In ogni situazione e congiuntura, il partito di Lenin combatté contro l’imperialismo, per l’indipendenza di classe e per l’egemonia del proletariato. Questo è l’esempio che seguiamo e, se manterremo la fermezza ideologica e non vacilleremo davanti ai nostri compiti, la nostra vittoria, come quella dei bolscevichi cento anni fa, sarà inevitabile.

Note

[1] NdT: letteralmente, la coperta di lana tra la sella e il dorso del cavallo. Indica quindi qualcosa che addolcisce l’asprezza della cavalcata, e nel gergo brasiliano politico si riferisce alla dirigenza sindacale collaborazionista, che ammorbidisce la lotta di classe dall’alto dei padroni contro gli operai.

[2] NdT: gruppo minerario brasiliano, specializzato nel minerale di ferro, di cui è il maggior produttore ed il maggior esportatore al mondo. “Gioiello della corona” delle imprese statali brasiliane, è stata privatizzata negli anni ‘90.

[3] NdT: il terzo produttore al mondo di aeroplani per uso civile, dopo Boeing e Airbus. Anch’essa pubblica, venne privatizzata negli anni ‘90.

[4] NdT: proprio l’italiana ENEL, quotata in borsa, col primo azionista rappresentato dallo Stato italiano col 23.6%. In Brasile opera nella produzione e distribuzione dell’energia elettrica tramite due controllate, Enel Geração Fortaleza e Enel Green Power Brasil.

[5] NdT: il Cosmodromo di Alcântara, un pezzo storico del programma spaziale brasiliano. Nel 2019 il governo brasiliano (presidente Bolsonaro) ha firmato un accordo con il governo statunitense che permette a quest’ultimo l’uso della base a fini commerciali. L’accordo ha avuto una gestazione molto lunga, poiché era stato già rigettato nel 2000 dal Parlamento brasiliano in quanto avrebbe interferito con la sovranità nazionale.

[6] NdT: la compagnia petrolifera brasiliana, con azionista di maggioranza lo Stato.

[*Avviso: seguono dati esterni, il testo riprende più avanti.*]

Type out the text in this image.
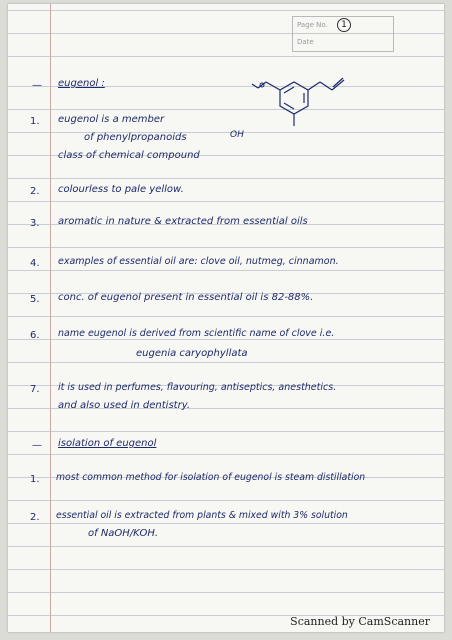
Page No.	1
Date
— eugenol :
OH
1. eugenol is a member
of phenylpropanoids
class of chemical compound
2. colourless to pale yellow.
3. aromatic in nature & extracted from essential oils
4. examples of essential oil are: clove oil, nutmeg, cinnamon.
5. conc. of eugenol present in essential oil is 82-88%.
6. name eugenol is derived from scientific name of clove i.e.
eugenia caryophyllata
7. it is used in perfumes, flavouring, antiseptics, anesthetics.
and also used in dentistry.
— isolation of eugenol
1. most common method for isolation of eugenol is steam distillation
2. essential oil is extracted from plants & mixed with 3% solution
of NaOH/KOH.
Scanned by CamScanner
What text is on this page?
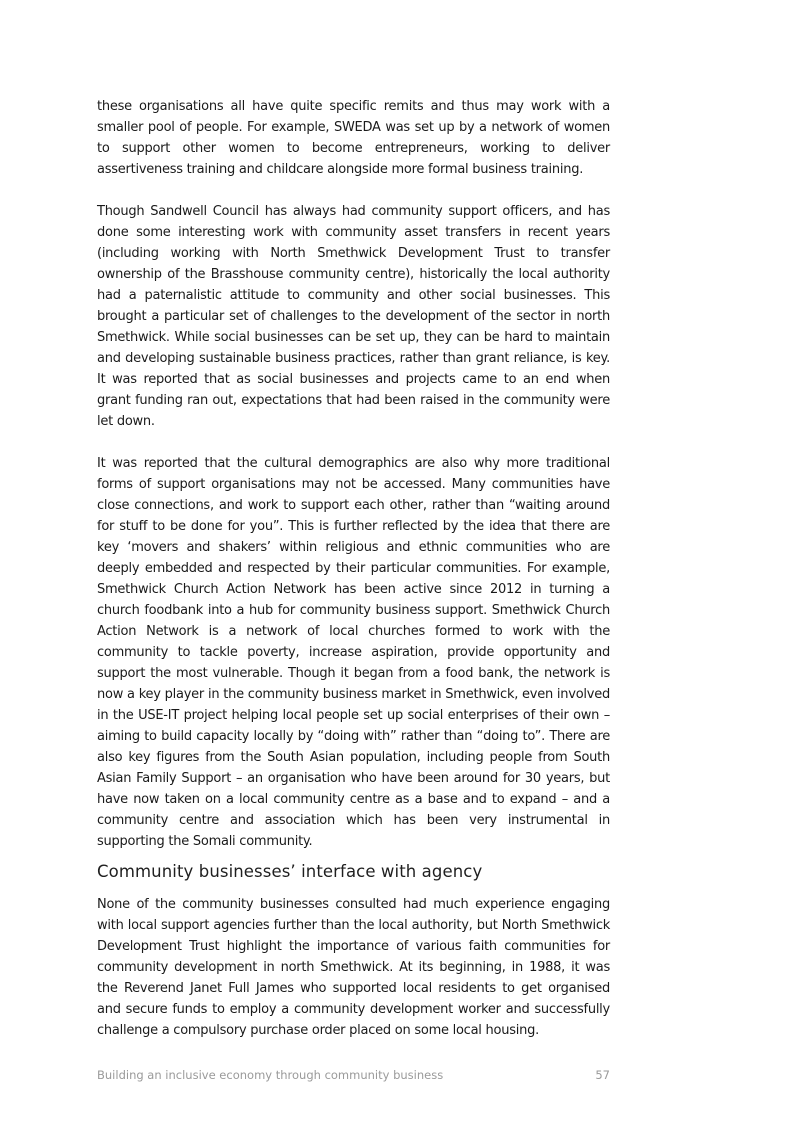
these organisations all have quite specific remits and thus may work with a smaller pool of people. For example, SWEDA was set up by a network of women to support other women to become entrepreneurs, working to deliver assertiveness training and childcare alongside more formal business training.

Though Sandwell Council has always had community support officers, and has done some interesting work with community asset transfers in recent years (including working with North Smethwick Development Trust to transfer ownership of the Brasshouse community centre), historically the local authority had a paternalistic attitude to community and other social businesses. This brought a particular set of challenges to the development of the sector in north Smethwick. While social businesses can be set up, they can be hard to maintain and developing sustainable business practices, rather than grant reliance, is key. It was reported that as social businesses and projects came to an end when grant funding ran out, expectations that had been raised in the community were let down.

It was reported that the cultural demographics are also why more traditional forms of support organisations may not be accessed. Many communities have close connections, and work to support each other, rather than “waiting around for stuff to be done for you”. This is further reflected by the idea that there are key ‘movers and shakers’ within religious and ethnic communities who are deeply embedded and respected by their particular communities. For example, Smethwick Church Action Network has been active since 2012 in turning a church foodbank into a hub for community business support. Smethwick Church Action Network is a network of local churches formed to work with the community to tackle poverty, increase aspiration, provide opportunity and support the most vulnerable. Though it began from a food bank, the network is now a key player in the community business market in Smethwick, even involved in the USE-IT project helping local people set up social enterprises of their own – aiming to build capacity locally by “doing with” rather than “doing to”. There are also key figures from the South Asian population, including people from South Asian Family Support – an organisation who have been around for 30 years, but have now taken on a local community centre as a base and to expand – and a community centre and association which has been very instrumental in supporting the Somali community.

Community businesses’ interface with agency

None of the community businesses consulted had much experience engaging with local support agencies further than the local authority, but North Smethwick Development Trust highlight the importance of various faith communities for community development in north Smethwick. At its beginning, in 1988, it was the Reverend Janet Full James who supported local residents to get organised and secure funds to employ a community development worker and successfully challenge a compulsory purchase order placed on some local housing.

Building an inclusive economy through community business	57
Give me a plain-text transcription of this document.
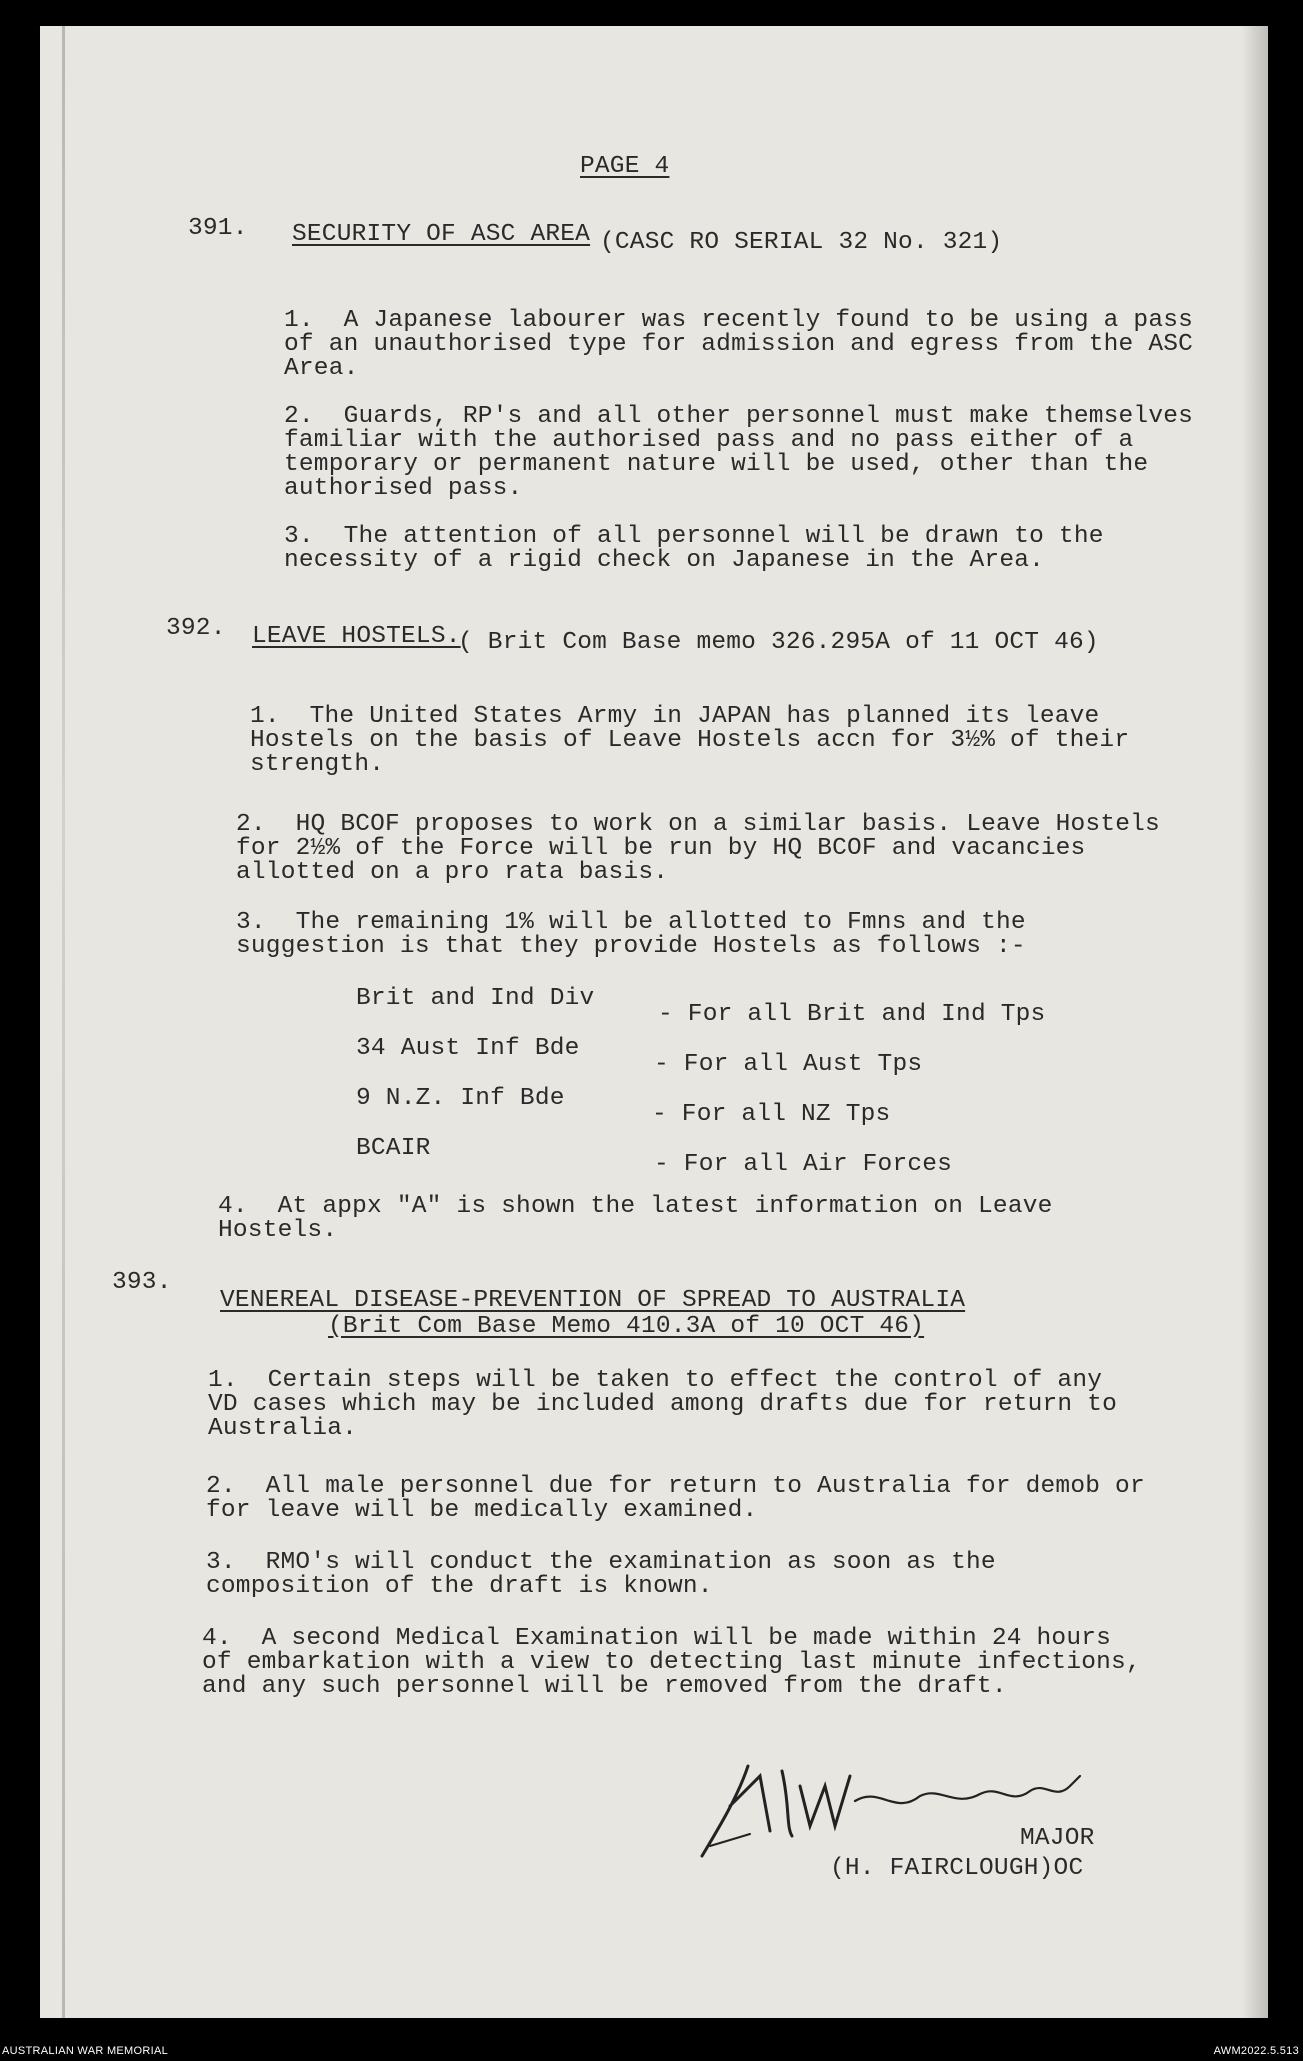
PAGE 4
391. SECURITY OF ASC AREA (CASC RO SERIAL 32 No. 321)
1.  A Japanese labourer was recently found to be using a pass
of an unauthorised type for admission and egress from the ASC
Area.
2.  Guards, RP's and all other personnel must make themselves
familiar with the authorised pass and no pass either of a
temporary or permanent nature will be used, other than the
authorised pass.
3.  The attention of all personnel will be drawn to the
necessity of a rigid check on Japanese in the Area.
392. LEAVE HOSTELS.
( Brit Com Base memo 326.295A of 11 OCT 46)
1.  The United States Army in JAPAN has planned its leave
Hostels on the basis of Leave Hostels accn for 3½% of their
strength.
2.  HQ BCOF proposes to work on a similar basis. Leave Hostels
for 2½% of the Force will be run by HQ BCOF and vacancies
allotted on a pro rata basis.
3.  The remaining 1% will be allotted to Fmns and the
suggestion is that they provide Hostels as follows :-
Brit and Ind Div
- For all Brit and Ind Tps
34 Aust Inf Bde
- For all Aust Tps
9 N.Z. Inf Bde
- For all NZ Tps
BCAIR
- For all Air Forces
4.  At appx "A" is shown the latest information on Leave
Hostels.
393.
VENEREAL DISEASE-PREVENTION OF SPREAD TO AUSTRALIA
(Brit Com Base Memo 410.3A of 10 OCT 46)
1.  Certain steps will be taken to effect the control of any
VD cases which may be included among drafts due for return to
Australia.
2.  All male personnel due for return to Australia for demob or
for leave will be medically examined.
3.  RMO's will conduct the examination as soon as the
composition of the draft is known.
4.  A second Medical Examination will be made within 24 hours
of embarkation with a view to detecting last minute infections,
and any such personnel will be removed from the draft.
MAJOR
(H. FAIRCLOUGH)OC
AUSTRALIAN WAR MEMORIAL	AWM2022.5.513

[7] NdT: la politica di Petrobras (quindi dello Stato, v. nota precedente) che allinea il prezzo di vendita interno dei prodotti petroliferi (benzina, diesel, etc…) ai prezzi internazionali di importazione. Nonostante quindi il Brasile sia un grande produttore di idrocarburi, sceglie di praticare sul mercato interno il prezzo per questi prodotti come se fossero importati. Questo garantisce enormi profitti per la compagnia sulle spalle della popolazione.

[8] NdT: v. nota precedente

[9] NdT: è la più grande società elettrica brasiliana e la più grande dell’America Latina, anch’essa (per ora) con quota di maggioranza detenuta dallo Stato.

[10] NdT: la missione di “peacekeeping” dell’ONU a Haiti dal 2004 al 2017, con leadership militare brasiliana, a cui anche l’Italia ha partecipato con 120 carabinieri. Venne dimostrato che i soldati della missione misero in piedi un giro di prostituzione minorile.

[11] NdT: la traduzione del passo è tratta dall’edizione italiana delle Opere di Lenin, vol. 9 p. 24, disponibile qui: https://www.marxists.org/italiano/lenin/lenin-opere/lenin_opere_9.pdf

[12] NdT: in italiano qui

[13] NdT: giudice della Suprema Corte, che ha indagato su numerosi casi di preparazione al golpe e diffusione di fake news, per questo ostile a Bolsonaro e per questo sottoposto a misure sanzionatorie da parte degli USA (nonostante egli non abbia alcuna proprietà negli USA) giudicate da organizzazioni come Transparency International “allarmanti e inaccettabili”.